After several posts that focus on marketing and building your websites, I thought it was time to return to a post about selling crafts.
We recently went to an area craft fair and spoke to a number of the artisans who were showing their creations. One artisan that we spent a great deal of time with was the catalyst for this post. The gentleman made the most beautiful hand-turned wood bowls, pots, and plates. He used a wonderful variety of woods and unlike some other turned bowls we saw recently, his were smooth and varnished on both the inside and the outside.
He did a good job of talking up his product explaining how much work was involved and his pride clearly showed. Upon closer inspection we quickly realized his work exceeded his pitch and was terribly under-priced. The most ill-priced item on the table was a lidded jar – he wanted only $25 for it. When we made it clear that we weren’t buyers but work with crafters to improve their businesses and waiting until there were no customers nearby, we had a heart-to-heart with him.
After sharing with him our thoughts about his pricing we talked to him about his much larger problem. He had his beautiful pieces on a white tablecloth – a plastic white tablecloth! Yuck! It made his booth look cheap and tacky. He said it was clean and cheap. That it was – it screamed cheap. We stood at his booth and pointed to some of the booths around his. We showed him that many were using fabric yardage – not expensive tablecloths like he had assumed.

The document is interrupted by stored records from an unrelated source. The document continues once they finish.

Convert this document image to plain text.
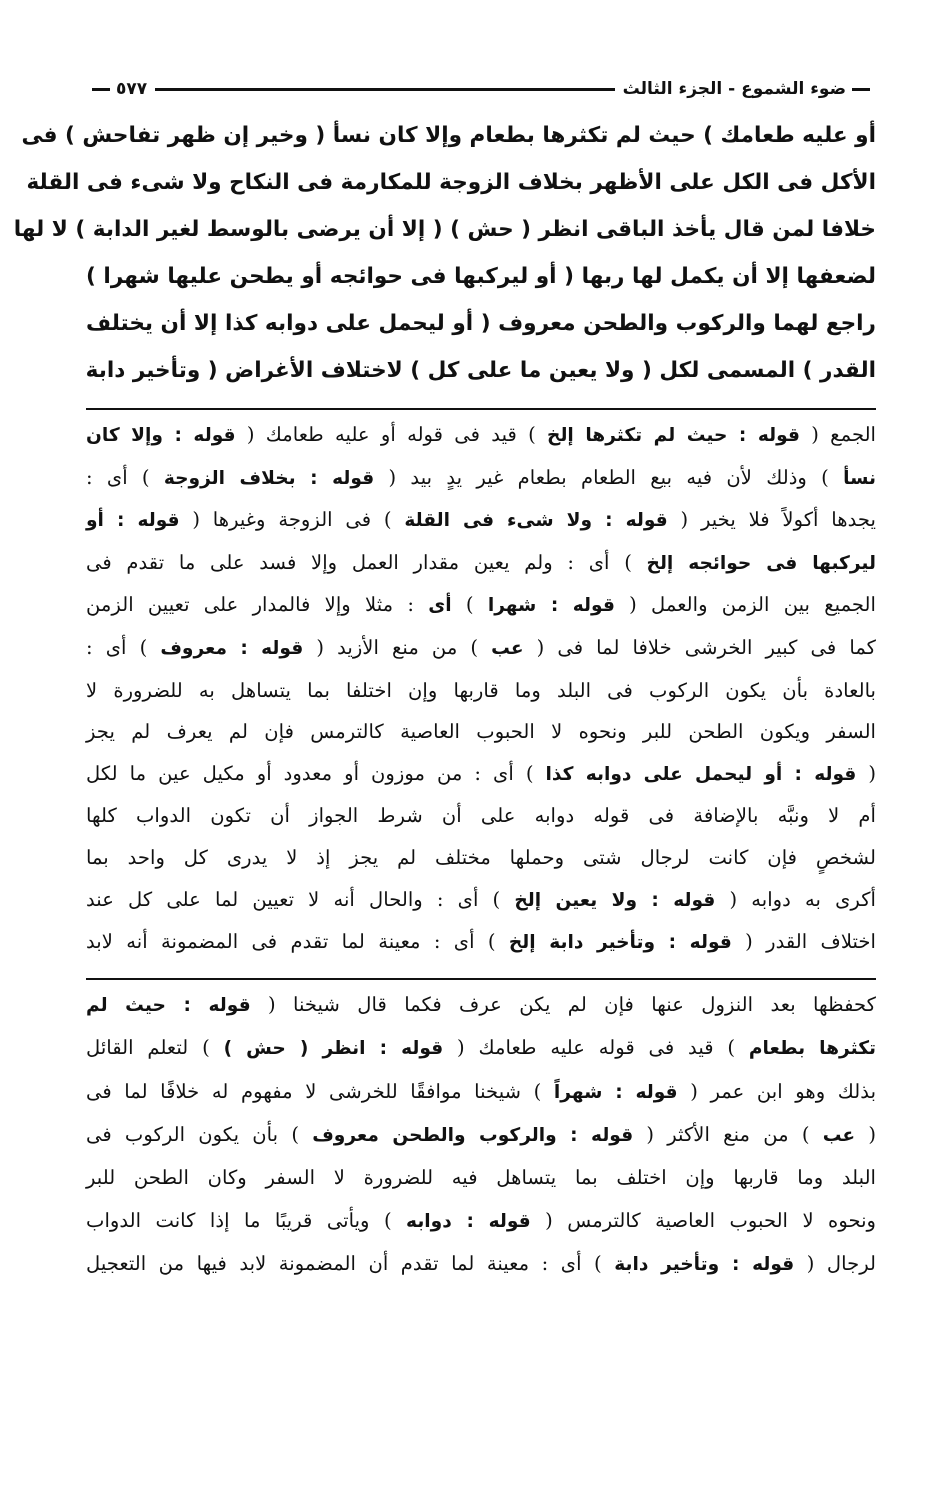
ضوء الشموع - الجزء الثالث
٥٧٧
أو عليه طعامك ) حيث لم تكثرها بطعام وإلا كان نسأ ( وخير إن ظهر تفاحش ) فى
الأكل فى الكل على الأظهر بخلاف الزوجة للمكارمة فى النكاح ولا شىء فى القلة
خلافا لمن قال يأخذ الباقى انظر ( حش ) ( إلا أن يرضى بالوسط لغير الدابة ) لا لها
لضعفها إلا أن يكمل لها ربها ( أو ليركبها فى حوائجه أو يطحن عليها شهرا )
راجع لهما والركوب والطحن معروف ( أو ليحمل على دوابه كذا إلا أن يختلف
القدر ) المسمى لكل ( ولا يعين ما على كل ) لاختلاف الأغراض ( وتأخير دابة
الجمع ( قوله : حيث لم تكثرها إلخ ) قيد فى قوله أو عليه طعامك ( قوله : وإلا كان
نسأ ) وذلك لأن فيه بيع الطعام بطعام غير يدٍ بيد ( قوله : بخلاف الزوجة ) أى :
يجدها أكولاً فلا يخير ( قوله : ولا شىء فى القلة ) فى الزوجة وغيرها ( قوله : أو
ليركبها فى حوائجه إلخ ) أى : ولم يعين مقدار العمل وإلا فسد على ما تقدم فى
الجميع بين الزمن والعمل ( قوله : شهرا ) أى : مثلا وإلا فالمدار على تعيين الزمن
كما فى كبير الخرشى خلافا لما فى ( عب ) من منع الأزيد ( قوله : معروف ) أى :
بالعادة بأن يكون الركوب فى البلد وما قاربها وإن اختلفا بما يتساهل به للضرورة لا
السفر ويكون الطحن للبر ونحوه لا الحبوب العاصية كالترمس فإن لم يعرف لم يجز
( قوله : أو ليحمل على دوابه كذا ) أى : من موزون أو معدود أو مكيل عين ما لكل
أم لا ونبَّه بالإضافة فى قوله دوابه على أن شرط الجواز أن تكون الدواب كلها
لشخصٍ فإن كانت لرجال شتى وحملها مختلف لم يجز إذ لا يدرى كل واحد بما
أكرى به دوابه ( قوله : ولا يعين إلخ ) أى : والحال أنه لا تعيين لما على كل عند
اختلاف القدر ( قوله : وتأخير دابة إلخ ) أى : معينة لما تقدم فى المضمونة أنه لابد
كحفظها بعد النزول عنها فإن لم يكن عرف فكما قال شيخنا ( قوله : حيث لم
تكثرها بطعام ) قيد فى قوله عليه طعامك ( قوله : انظر ( حش ) ) لتعلم القائل
بذلك وهو ابن عمر ( قوله : شهراً ) شيخنا موافقًا للخرشى لا مفهوم له خلافًا لما فى
( عب ) من منع الأكثر ( قوله : والركوب والطحن معروف ) بأن يكون الركوب فى
البلد وما قاربها وإن اختلف بما يتساهل فيه للضرورة لا السفر وكان الطحن للبر
ونحوه لا الحبوب العاصية كالترمس ( قوله : دوابه ) ويأتى قريبًا ما إذا كانت الدواب
لرجال ( قوله : وتأخير دابة ) أى : معينة لما تقدم أن المضمونة لابد فيها من التعجيل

So he had his brown bowls on a stark white plastic tablecloth. There was no color anywhere in his booth. Nothing to say “Hey, come over here and look at my art!” When we suggested laying fall leaves and perhaps some flowers on the table he suddenly realized that a better table display did not have to mean a huge investment.
He had two small rocker baby cribs. They were wonderfully constructed and looked absolutely hard, cold and terribly uncomfortable. He had been smart enough to enlist the assistance of a friend to make a layette for the cribs and those layettes looked professionally made. The problem was they laid flat and looked decidedly uncomfy. He said that he had never been able to sell one despite his fire sale price of $65. When we told him that they looked hard and uninviting he quickly realized his mistake. He clearly needed something more fluffy and inviting. Who wants to lay on a flat, hard board only covered with a thin quilt, even if it has it’s own flat little matching pillow?
Long story to get to the point – yes, I do like my examples…when selling crafts in person, or any item for that matter, make sure that your display isn’t making your product look undesirable or less valuable.
Yes, it’s hard to invest in table dressings when you’re first starting out, but there are lots of places to get fabric to cover your tables. If nothing else; use a blanket or sheet, go to your local thrift and look for fabric remnants or linens, layer several pieces to create a bit of interest and to ensure full coverage of the table; but please leave the cheesy plastic cloths for your next picnic.
If you are selling something hard, make it look soft with your table decorations (you have used flowers, what-nots and other things to accessorize your table haven’t you?) or use inviting add-ons (you sell these too) to make your products more inviting. If instead of having those thin quilted blankets in his cribs my wood crafter had a fluffy knit or crochet blanket it would not have looked so hard and uninviting. A big blue or pink bow might have been just the thing to convince someone that his crib was the perfect gift.
Selling crafts or any item in person is a challenge and the competition is keen. Don’t waste all your time, energy and talents making something special and then detract from its wonderfulness with a weak presentation.